Porto w ciągu jednej minuty doliczonego czasu zaliczyło hattrick łapania się za głowę, czyli bycie blisko gola, ale bez postawienia kropki nad „i”. Mówimy tutaj o wybiciu piłki z linii przez Dumfriesa, o uderzeniu w słupek Taremiego (z pomocą Onany) i o trafieniu w poprzeczkę Grujicia. Cholera, brakowało jeszcze tylko spojenia i nieuznanego gola przez VAR, by dopiec tym biednym gospodarzom. Na pewno nie znają „Plam na Słońcu” Kazika, ale jakby znali, to w drodze do domu smutno by to śpiewali.
Pytanie, na ile mieli pecha, a na ile sami sobie są winni? Mimo wszystko brakowało nam tego, by Porto zgnoiło Inter w polu karnym wcześniej, bo przecież gdyby tak się stało – w końcu coś musiałoby wpaść. A jednak Smoki choć grały momentami ze sporym rozmachem, to ostatecznie do kanonady z końcówki wcześniej bardziej podszczypywały Onanę. Próbowali Uribe, Eustaquio czy Grujić, ale bramkarz Interu musiał sobie z tymi sytuacjami poradzić.
Pewnie prościej byłoby wywrzeć większa presję na Interze, gdyby do gry był Otavio, niestety ten wykartkował się w pierwszym meczu. Jest więc pole do rozważania o pechu, ale i do stwierdzenia, iż Porto mogło w tym dwumeczu samo zrobić więcej.

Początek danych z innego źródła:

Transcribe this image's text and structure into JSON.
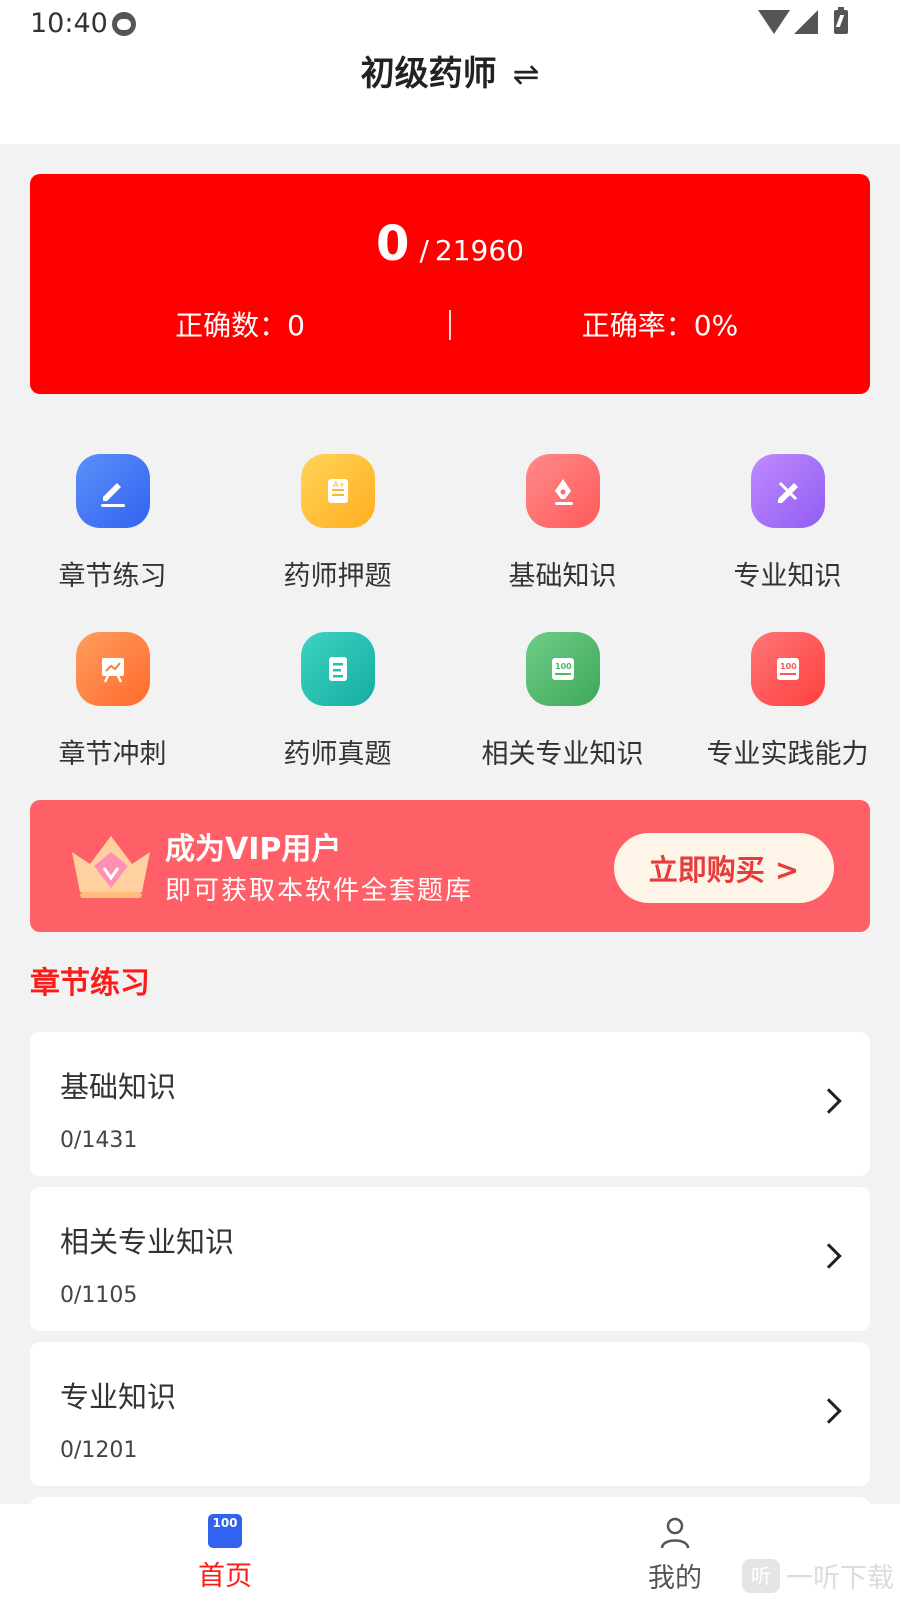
{
  "status": {
    "time": "10:40"
  },
  "header": {
    "title": "初级药师",
    "swap_icon": "⇌"
  },
  "stats": {
    "done": "0",
    "separator": "/",
    "total": "21960",
    "correct_count": "正确数：0",
    "correct_rate": "正确率：0%"
  },
  "features": [
    {
      "label": "章节练习",
      "icon": "edit-icon",
      "color": "#3b7cf6"
    },
    {
      "label": "药师押题",
      "icon": "scroll-icon",
      "color": "#ffbe2e"
    },
    {
      "label": "基础知识",
      "icon": "pen-nib-icon",
      "color": "#ff6b6b"
    },
    {
      "label": "专业知识",
      "icon": "pencil-icon",
      "color": "#a46af2"
    },
    {
      "label": "章节冲刺",
      "icon": "chart-board-icon",
      "color": "#ff7b3a"
    },
    {
      "label": "药师真题",
      "icon": "document-icon",
      "color": "#23bfb0"
    },
    {
      "label": "相关专业知识",
      "icon": "score-100-icon",
      "color": "#4fb86a"
    },
    {
      "label": "专业实践能力",
      "icon": "score-100-icon",
      "color": "#ff5454"
    }
  ],
  "vip": {
    "title": "成为VIP用户",
    "subtitle": "即可获取本软件全套题库",
    "button": "立即购买 >"
  },
  "section": {
    "title": "章节练习"
  },
  "chapters": [
    {
      "name": "基础知识",
      "progress": "0/1431"
    },
    {
      "name": "相关专业知识",
      "progress": "0/1105"
    },
    {
      "name": "专业知识",
      "progress": "0/1201"
    }
  ],
  "tabbar": {
    "home_icon_text": "100",
    "home": "首页",
    "mine": "我的"
  },
  "watermark": {
    "logo": "听",
    "text": "一听下载"
  },
  "colors": {
    "accent": "#ff0000",
    "vip_bg": "#ff5f66",
    "tab_active": "#ff1a1a"
  }
}
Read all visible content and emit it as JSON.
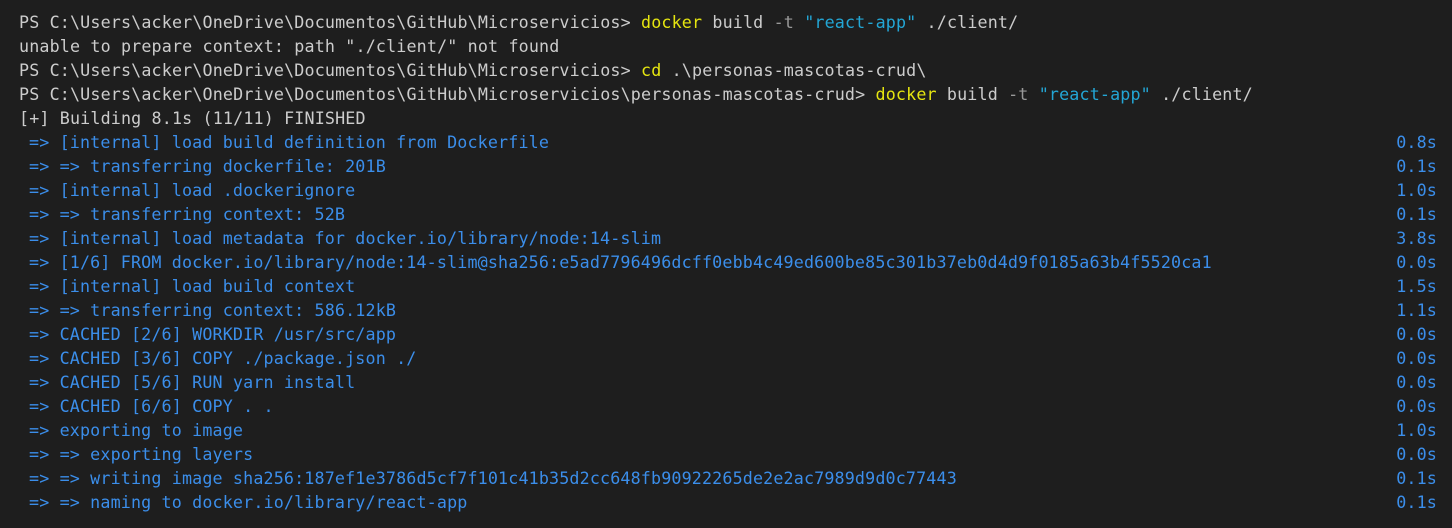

Warto też podkreślić, że mieliśmy w tym meczu też polski wątek, a w czasach kiedy cieniuje Barcelona i Juventus, nie mamy czym szastać. Cóż – Szymon Marciniak był szefem. Zawiesił sobie wysoko poprzeczkę, nie chciał gwizdać każdej pierdoły i choć momentami widzieliśmy drobne obcierki (ze dwa faule więcej można było jednak gwizdnąć), to wysokość jak najbardziej zaliczamy.
Plus też za to, że nie pieścił się z uczestnikami starcia. Dumfries certoli się z wyrzuceniem autu? No to idziemy w drugą stronę. Conceicao fikał? Żółta kartka. A wyrzucenie z boiska Pepe też jak najbardziej się broniło.
Dobry mecz polskiego arbitra, choć po prawdzie dzisiaj musiałby odstawić niebywałe fikołki, by uwaga z arbitra spotkania City – Lipsk przeszła na niego…
Porto – Inter 0:0
Czytaj więcej o Lidze Mistrzów:
- Znów wszystko poszło nie tak. Czy PSG zabrnęło w ślepą uliczkę?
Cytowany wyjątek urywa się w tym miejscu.